= George Ebenezer Williams =

English organist and composer (1783–1819)

George Ebenezer Williams (30 August 1783 − 17 April 1819) was an English organist and composer.

==Life and works==
Born at Clerkenwell Green in London, Williams sang as a chorister at St Paul's Cathedral in London, studying with Robert Hudson and Richard Bellamy, before serving as assistant organist at the Temple Church under Richard Stevens and at Westminster Abbey under Samuel Arnold. In 1805 he was appointed organist at the Philanthropic Society chapel.

From 1814 until 1819 Williams served as Organist and Master of the Choristers of Westminster Abbey.

He began composing chant settings by the age of 12, and his later works included other church music and compositions for piano.
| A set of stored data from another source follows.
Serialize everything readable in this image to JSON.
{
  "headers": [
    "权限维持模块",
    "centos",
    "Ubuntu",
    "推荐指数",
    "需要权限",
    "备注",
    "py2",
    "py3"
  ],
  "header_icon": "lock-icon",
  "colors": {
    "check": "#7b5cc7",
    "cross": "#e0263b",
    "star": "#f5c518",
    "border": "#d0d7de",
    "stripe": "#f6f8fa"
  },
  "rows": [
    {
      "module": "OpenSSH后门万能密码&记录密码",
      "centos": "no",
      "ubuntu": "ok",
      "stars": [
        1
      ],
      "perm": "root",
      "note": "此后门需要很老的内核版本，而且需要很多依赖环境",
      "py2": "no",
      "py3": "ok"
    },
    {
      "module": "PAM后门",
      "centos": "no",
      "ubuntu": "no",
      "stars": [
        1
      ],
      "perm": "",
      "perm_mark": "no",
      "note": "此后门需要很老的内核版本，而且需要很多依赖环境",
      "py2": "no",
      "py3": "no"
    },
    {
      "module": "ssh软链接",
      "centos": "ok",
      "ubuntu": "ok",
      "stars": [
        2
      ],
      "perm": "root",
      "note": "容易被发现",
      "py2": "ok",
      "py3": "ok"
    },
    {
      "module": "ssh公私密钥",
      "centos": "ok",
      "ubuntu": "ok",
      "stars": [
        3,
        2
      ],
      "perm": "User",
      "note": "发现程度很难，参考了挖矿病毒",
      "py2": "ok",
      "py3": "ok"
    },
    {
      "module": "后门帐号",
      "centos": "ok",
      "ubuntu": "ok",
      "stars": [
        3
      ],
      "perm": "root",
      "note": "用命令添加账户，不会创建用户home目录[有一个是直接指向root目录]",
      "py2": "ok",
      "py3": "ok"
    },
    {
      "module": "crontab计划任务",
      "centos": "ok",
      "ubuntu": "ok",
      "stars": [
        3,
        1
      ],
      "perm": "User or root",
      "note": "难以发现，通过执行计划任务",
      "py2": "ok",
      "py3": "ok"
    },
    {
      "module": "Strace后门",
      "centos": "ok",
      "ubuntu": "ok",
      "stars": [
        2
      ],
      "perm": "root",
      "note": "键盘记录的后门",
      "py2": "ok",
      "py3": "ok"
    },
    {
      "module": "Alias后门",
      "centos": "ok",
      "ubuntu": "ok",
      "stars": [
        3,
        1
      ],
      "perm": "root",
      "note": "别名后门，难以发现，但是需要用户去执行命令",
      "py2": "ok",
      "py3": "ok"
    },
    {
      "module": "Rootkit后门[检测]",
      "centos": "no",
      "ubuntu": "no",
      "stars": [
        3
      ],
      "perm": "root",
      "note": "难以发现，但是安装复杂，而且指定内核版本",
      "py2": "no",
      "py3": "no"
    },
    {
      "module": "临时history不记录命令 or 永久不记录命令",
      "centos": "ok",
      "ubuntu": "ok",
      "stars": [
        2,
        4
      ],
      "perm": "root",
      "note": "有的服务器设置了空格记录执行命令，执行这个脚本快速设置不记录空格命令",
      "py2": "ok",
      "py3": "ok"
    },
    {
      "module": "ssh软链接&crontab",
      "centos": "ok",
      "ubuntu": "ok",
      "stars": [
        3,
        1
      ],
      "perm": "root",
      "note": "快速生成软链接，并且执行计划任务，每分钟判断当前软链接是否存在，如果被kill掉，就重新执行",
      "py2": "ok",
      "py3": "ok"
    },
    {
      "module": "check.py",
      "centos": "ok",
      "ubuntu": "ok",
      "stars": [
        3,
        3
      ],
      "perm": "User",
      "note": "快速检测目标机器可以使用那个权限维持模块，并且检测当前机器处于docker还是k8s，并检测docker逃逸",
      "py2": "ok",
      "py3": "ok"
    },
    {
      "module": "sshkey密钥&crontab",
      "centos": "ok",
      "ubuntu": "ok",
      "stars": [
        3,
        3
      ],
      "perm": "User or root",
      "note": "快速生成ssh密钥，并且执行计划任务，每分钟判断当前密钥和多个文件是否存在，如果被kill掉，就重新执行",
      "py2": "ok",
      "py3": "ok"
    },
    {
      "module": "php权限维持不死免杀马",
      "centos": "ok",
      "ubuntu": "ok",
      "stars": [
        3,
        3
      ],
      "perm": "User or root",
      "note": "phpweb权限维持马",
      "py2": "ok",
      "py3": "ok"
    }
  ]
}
He was the author of An Introduction to the Art of Playing on the Pianoforte and Exercises for the Pianoforte.

In a letter dated 30 September 1809, he was among those described by Samuel Wesley as "pygmy puerile puppies".

His students included James Turle.

==Family and death==
With his with Eliza, he had one daughter, Isabelle, born in 1817.

Following his death in office at the age of 35, he was buried in the south cloister of Westminster Abbey on 24th April 1819, but no monument or gravestone was erected in his memory.

Williams had been a collector of musical manuscripts. A copy of Spem in alium by Thomas Tallis was among the manuscripts from his library sold at auction after his death.